Abstract

e15572 Background: Therapies targeting immune checkpoints, such as the programmed cell death-1 (PD-1) / programmed cell death ligand 1 (PD-L1) pathway, have become successful in treating several cancer types, particularly those with high PD-L1 expression. Patient response rates, however, are variable, demanding a more sensitive companion diagnostic test than the current method of manual scoring of PD-L1 immunohistochemistry images. The low predictive value of manual PD-L1 scoring is at least partially compounded by the pathologist-to-pathologist or hospital-to-hospital variation. To eliminate the variation caused by human factors, we developed an alternative PD-L1 scoring method based on automated image analysis and assessed its predictive and prognostic values. Methods: Archival or fresh tumor biopsies were analyzed for PD-L1 expression by immunohistochemistry. Digital images were automatically scored as PD-L1 positive or negative using a custom algorithm implemented in Python and Tensorflow, which uses a fine-tuned, ImageNet pre-trained, Inception-ResNet-V2 model as the binary classifier along with a modified U-net image segmentation model to determine the final prediction. Supervised machine learning was used to control for heterogeneity introduced by PD-L1 positive inflammatory cells in the tumor microenvironment. Samples from 256 patients were collected and used in algorithm training and verification by random assignment with an 8:2 split ratio. Results: In total, 10,000 images with balanced PD-L1 positive and negative distributions were obtained. A highly significant correlation of PD-L1 scores was found between pathologist-based consensus reading and automated analysis using our custom algorithm (R = 0.97, p < 0.0001).
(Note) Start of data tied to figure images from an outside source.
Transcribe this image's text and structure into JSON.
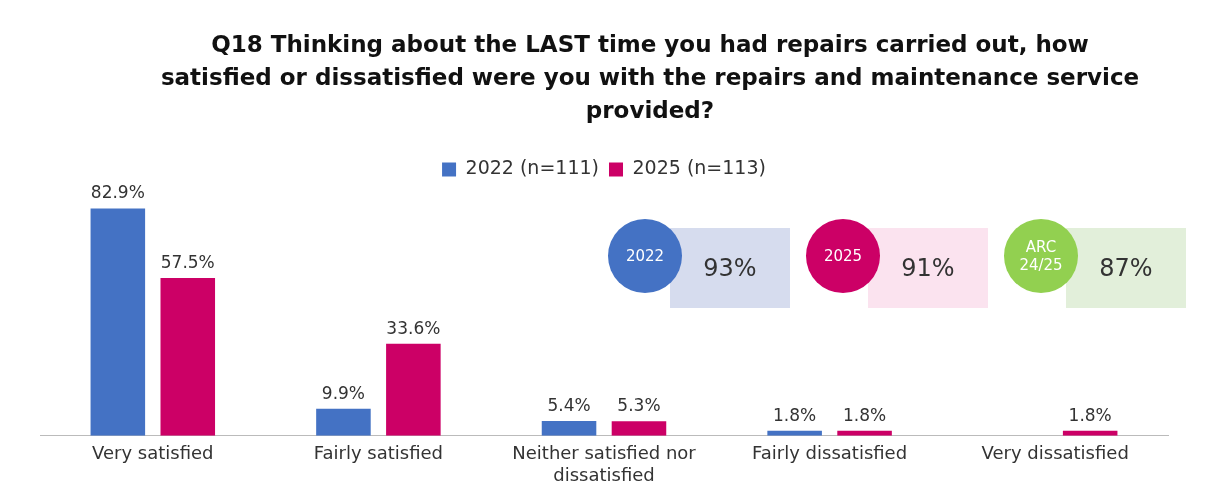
{
  "chart_data": {
    "type": "bar",
    "title": "Q18 Thinking about the LAST time you had repairs carried out, how satisfied or dissatisfied were you with the repairs and maintenance service provided?",
    "categories": [
      "Very satisfied",
      "Fairly satisfied",
      "Neither satisfied nor dissatisfied",
      "Fairly dissatisfied",
      "Very dissatisfied"
    ],
    "series": [
      {
        "name": "2022 (n=111)",
        "color": "#4472c4",
        "values": [
          82.9,
          9.9,
          5.4,
          1.8,
          null
        ],
        "value_labels": [
          "82.9%",
          "9.9%",
          "5.4%",
          "1.8%",
          null
        ]
      },
      {
        "name": "2025 (n=113)",
        "color": "#cc0066",
        "values": [
          57.5,
          33.6,
          5.3,
          1.8,
          1.8
        ],
        "value_labels": [
          "57.5%",
          "33.6%",
          "5.3%",
          "1.8%",
          "1.8%"
        ]
      }
    ],
    "annotations": [
      "2022",
      "93%",
      "2025",
      "91%",
      "ARC 24/25",
      "87%"
    ],
    "legend": "top",
    "grid": false
  }
}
The automated analysis reached 0.94 sensitivity and 0.96 specificity. Additionally, it showed excellent reproducibility (R = 1.0, p < 0.0001) in independent trials executed on different workstations, which is far superior to the manual scoring performed by human examiners. Conclusions: Our automated PD-L1 evaluation algorithm significantly reduces scoring variability. It may help to identify cancer patients who can have optimal response to PD-1/PD-L1 related immune therapy and therefore facilitate patient stratification in clinical practice.